This project aims to predict Co2 emissions of vehicles using machine learning techniques. This model utilizes Supervise Machine Learning using Regression Model.
- Data Preprocessing: Handles missing values, scales numerical features, and encodes categorical variables.
- Data Visualization: Provides insightful visualizations to explore relationships and distributions in the data.
- Machine Learning: Utilizes a linear regression model to predict CO2 emissions.
- Evaluation: Measures model performance using metrics like Mean Squared Error, R² Score, and Root Mean Squared Error.
The dataset is assumed to contain details about vehicles, including:
- Vehicle brand and model
- Engine specifications
- Fuel consumption
- CO2 emissions (target variable)
- Distribution of Brands, Vehicle Classes, and Fuel Types: Count plots to understand the dataset composition.
- CO2 Emissions by Features: Boxplots showing variations in emissions by brand, vehicle class, and fuel type.

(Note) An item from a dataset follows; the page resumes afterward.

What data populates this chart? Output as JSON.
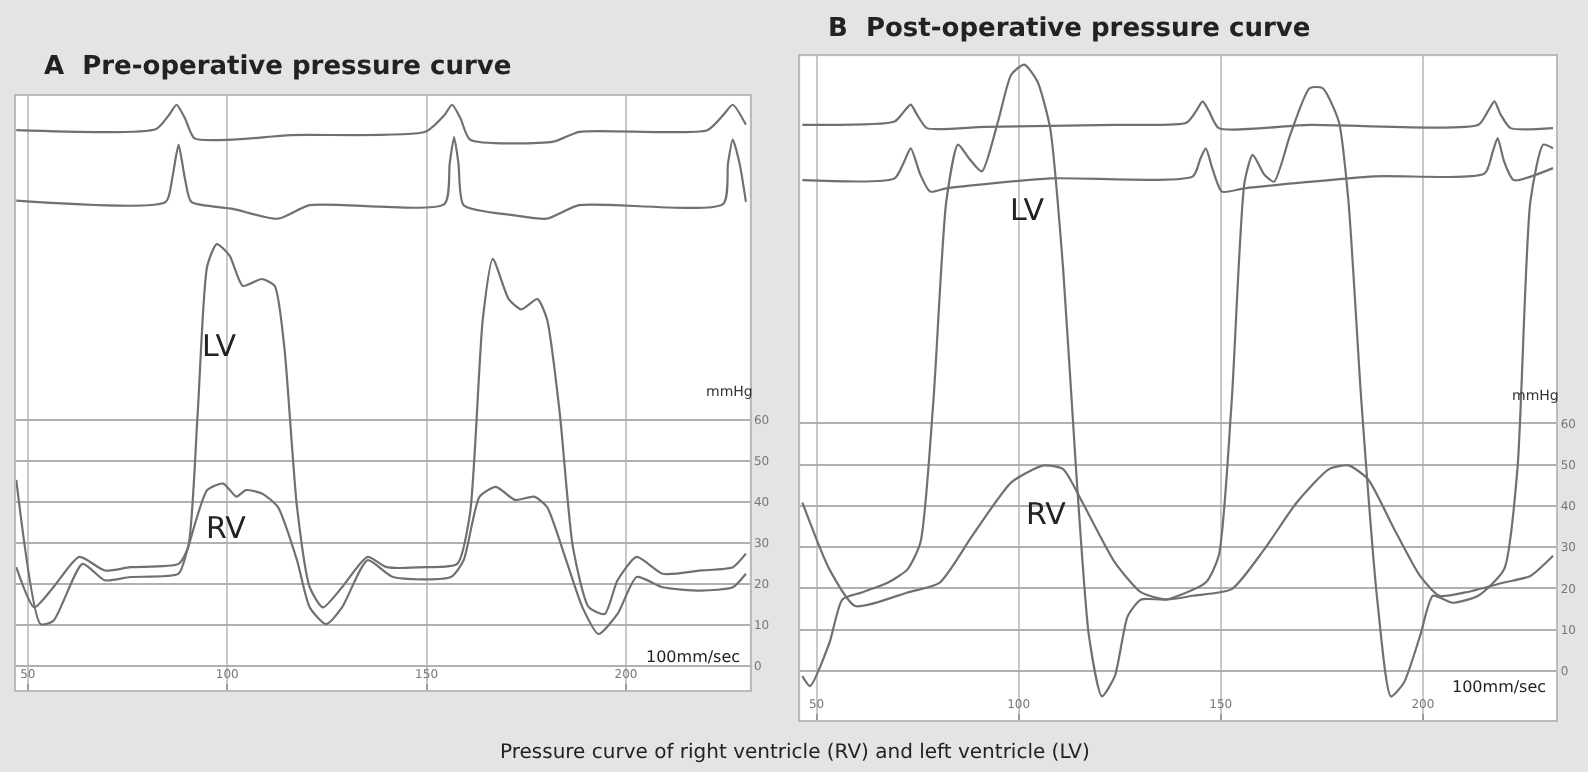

- Scatter Plots: Relationships between CO2 emissions and engine size or fuel consumption.
numpy
pandas
matplotlib
seaborn
scikit-learn
- Load and clean the dataset.
- Analyze data using descriptive statistics and visualizations.
- Split the data into training and testing sets.
- Preprocess the data using pipelines.
- Train a linear regression model.
- Evaluate the model using performance metrics.
- Visualize actual vs predicted emissions and residuals.